Это предложение дружбы прозвучало как угроза или предупреждение. Кэслу пришел на память тот вечер в Уотфорде, когда он тщетно искал жалкий домик учителя с картиной Берлина на стене. У него было такое чувство, точно он всю жизнь – с тех пор как двадцати с лишним лет вступил в ряды службы – молчал и не мог выговориться. Подобно монаху-трапписту, он выбрал профессию молчальника, и сейчас слишком поздно понял, что это было ошибкой.

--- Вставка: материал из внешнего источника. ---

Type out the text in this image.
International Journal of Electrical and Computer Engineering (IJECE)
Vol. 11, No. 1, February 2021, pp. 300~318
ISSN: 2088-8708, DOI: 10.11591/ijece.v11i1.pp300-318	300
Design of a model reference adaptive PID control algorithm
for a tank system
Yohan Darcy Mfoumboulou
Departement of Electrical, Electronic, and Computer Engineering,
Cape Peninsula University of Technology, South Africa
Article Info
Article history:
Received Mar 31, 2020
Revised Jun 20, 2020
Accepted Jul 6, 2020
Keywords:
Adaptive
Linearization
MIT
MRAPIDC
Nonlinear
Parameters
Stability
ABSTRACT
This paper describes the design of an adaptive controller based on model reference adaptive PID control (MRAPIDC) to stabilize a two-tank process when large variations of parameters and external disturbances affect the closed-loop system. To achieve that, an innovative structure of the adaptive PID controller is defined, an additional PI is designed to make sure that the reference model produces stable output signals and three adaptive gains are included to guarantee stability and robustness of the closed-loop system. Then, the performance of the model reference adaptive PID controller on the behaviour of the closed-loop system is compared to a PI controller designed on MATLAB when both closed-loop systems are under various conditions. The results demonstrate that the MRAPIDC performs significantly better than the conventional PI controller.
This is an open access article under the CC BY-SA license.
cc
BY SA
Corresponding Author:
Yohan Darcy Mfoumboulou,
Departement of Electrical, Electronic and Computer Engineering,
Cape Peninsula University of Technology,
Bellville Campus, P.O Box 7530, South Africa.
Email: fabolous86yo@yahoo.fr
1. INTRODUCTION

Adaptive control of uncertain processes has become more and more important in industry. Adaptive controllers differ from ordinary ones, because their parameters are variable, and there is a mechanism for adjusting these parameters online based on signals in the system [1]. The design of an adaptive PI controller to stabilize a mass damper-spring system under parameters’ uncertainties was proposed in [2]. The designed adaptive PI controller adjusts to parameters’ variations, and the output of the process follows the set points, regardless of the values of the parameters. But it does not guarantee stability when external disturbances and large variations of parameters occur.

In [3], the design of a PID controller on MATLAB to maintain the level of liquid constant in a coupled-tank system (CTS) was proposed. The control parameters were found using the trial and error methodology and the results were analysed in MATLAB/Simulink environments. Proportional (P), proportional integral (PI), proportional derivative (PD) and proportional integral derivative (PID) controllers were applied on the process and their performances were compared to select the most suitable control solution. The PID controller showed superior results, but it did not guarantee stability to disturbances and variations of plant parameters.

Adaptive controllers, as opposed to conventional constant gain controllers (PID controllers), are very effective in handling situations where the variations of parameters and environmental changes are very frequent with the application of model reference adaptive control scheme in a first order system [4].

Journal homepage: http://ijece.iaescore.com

– Выпей еще, Морис. Все не так скверно. Надо просто набраться терпения – только и всего.
Кэсл взял стакан.
3
Врач подтвердил опасения Сары, что Сэм болен, но характер болезни определила по кашлю миссис Кэсл. Старым людям не нужно медицинское образование: они накапливают опыт диагностики на протяжении жизни, а не в течение шести лет усиленной тренировки. Врача они вызвали, лишь выполняя требования закона: чтобы он скрепил своей подписью ее метод лечения. Это был молодой человек, отнесшийся к миссис Кэсл с величайшим уважением, точно она была крупным специалистом, у которого ему было чему поучиться. Он спросил Сару:
– У вас распространен коклюш – я имею в виду, дома? – Под «домом» он явно подразумевал Африку.
– Я не знаю. А это опасно? – спросила она.
– Нет, не опасно. – И добавил: – Но требуется довольно длительный карантин. – Не слишком это звучало утешительно.
Без Мориса Саре трудно было скрывать тревогу, потому что ее не с кем было делить. Миссис Кэсл держалась вполне спокойно – пожалуй, была лишь чуточку раздражена нарушением нормального течения жизни. Не будь этой дурацкой ссоры, явно думала она, Сэм болел бы себе в Беркхэмстеде, а она могла бы давать нужные советы по телефону. Она послала Сэму воздушный поцелуй старой, похожей на тонкий лист рукой и отправилась вниз смотреть телевизор.
– А нельзя мне болеть дома? – спросил Сэм.
– Нет. Ты не должен выходить на улицу.
– Хорошо бы тут был Буллер – я бы мог с ним поговорить.
Сэм скучал по Буллеру больше, чем по Морису.
– Почитать тебе?
– Да, пожалуйста.
– А потом тебе надо будет поспать.
В спешке отъезда Сара схватила несколько книжек наугад, в том числе ту, которую Сэм упорно называл «Книжка про сад». Ему нравилась эта книжка больше, чем Саре: в ее детских воспоминаниях не было сада, а была спекшаяся глиняная площадка, на которую, отражаясь от крыш из рифленого железа, падал яркий солнечный свет. Даже методисты не сумели развести там траву. Сара раскрыла книгу. Снизу доносилось бормотанье телевизора. Даже на расстоянии это невозможно было принять за живой голос – он был какой-то жестяной, словно шел из банки с сардинами. Наглухо запечатанной.
Сара не успела еще раскрыть книгу, как Сэм уже спал, свесив с кровати руку, чтобы Буллер мог ее полизать. Сара думала: «О, да, я люблю его, конечно, я его люблю, но он сковал меня словно наручники службы безопасности. Пройдут недели, прежде чем с меня их снимут, но даже и тогда…» Она снова была в сверкающем зале ресторана «У Брюммелла», где пахло большими деньгами и где доктор Персивал, глядя на нее, предупреждающе поднял палец. Она думала: «Неужели они и эту болезнь подстроили?»